Weidens Verteidiger Fabian Ribnitzky und ESVK-Defender Paul Mayer im Zweikampf.
Foto: Elke Englmaier
„Do or die“ in einer besonderen Konstellation: Mit den Blue Devils Weiden und dem ESV Kaufbeuren stehen erstmals in der DEL2-Historie zwei in den Playdowns noch sieglose Teams in der zweiten Runde. Denn sowohl Weiden (0:4 gegen Bad Nauheim) als auch Kaufbeuren (0:3 gegen Freiburg) wurden in Runde eins gesweept. Der finale Showdown um den Zweitliga-Klassenerhalt startet am Freitag (20.00 Uhr) in der Weidener Hans-Schröpf-Arena – allerdings nicht im klassischen „Best-of-seven“-Modus. Aufgrund der 13 Punkte Vorsprung auf Hauptrunden-Schlusslicht ESVK benötigen die Blue Devils lediglich drei Siege für den Ligaverbleib, die Allgäuer hingegen die „vollen“ vier.

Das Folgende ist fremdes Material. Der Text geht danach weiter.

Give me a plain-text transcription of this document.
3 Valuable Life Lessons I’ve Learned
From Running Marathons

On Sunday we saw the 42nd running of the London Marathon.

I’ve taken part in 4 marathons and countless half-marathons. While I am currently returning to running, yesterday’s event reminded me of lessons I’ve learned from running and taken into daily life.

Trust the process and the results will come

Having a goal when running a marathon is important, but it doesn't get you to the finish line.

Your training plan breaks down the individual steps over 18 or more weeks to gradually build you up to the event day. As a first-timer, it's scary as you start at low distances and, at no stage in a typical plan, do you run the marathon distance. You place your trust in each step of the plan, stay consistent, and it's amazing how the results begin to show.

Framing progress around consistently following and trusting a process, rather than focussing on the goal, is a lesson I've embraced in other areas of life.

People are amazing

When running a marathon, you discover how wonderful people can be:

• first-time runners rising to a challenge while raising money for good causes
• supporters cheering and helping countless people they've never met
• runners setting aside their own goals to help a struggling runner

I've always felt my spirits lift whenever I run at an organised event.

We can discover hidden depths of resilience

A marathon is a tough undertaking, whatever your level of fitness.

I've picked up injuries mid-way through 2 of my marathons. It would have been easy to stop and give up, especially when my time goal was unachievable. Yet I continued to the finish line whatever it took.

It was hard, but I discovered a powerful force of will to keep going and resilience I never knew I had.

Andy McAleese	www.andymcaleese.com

Die Weidener Ausgangslage: Die Blue Devils haderten in der Serie gegen Bad Nauheim mit ihrer harmlosen Offensive, blieben zwischenzeitlich 197 (!) Minuten ohne eigenes Tor. Das lag zwar auch am starken EC-Goalie Jerry Kuhn, vor allem aber an einer Mischung aus Pech – besonders in den ersten beiden Matches – und eigenem Unvermögen. „Wir sind unter unseren Möglichkeiten geblieben, das ist sehr enttäuschend“, sagte Stürmer Alex-Olivier Voyer, der im Dezember 2025 aus Ravensburg nach Weiden gewechselt war. „Wir waren offensiv etwas unglücklich, konnten qualitativ gute Chancen nicht nutzen. Ich hatte außerdem das Gefühl, dass wir während der gesamten Serie dem Spiel hinterhergelaufen sind. Wir lagen kein einziges Mal in Führung, das hat uns definitiv geschadet.“ Vor den Duellen gegen Kaufbeuren hofft Voyer, dass beim Torabschluss der Knoten platzt. „Ich denke, wenn ein Team eine Phase wie diese durchmacht, kann das Toreschießen zu einer Kopfsache werden. Im Moment ist das bei uns wohl ein Teil des Problems. Wir müssen einfach einen Weg finden, den Puck im Tor unterzubringen.“ Zuletzt hörten sich die Blue Devils wohl auch deswegen einen Impulsvortrag von Sportpsychologe Markus Flemming, Mentaltrainer der Eisbären Berlin, an.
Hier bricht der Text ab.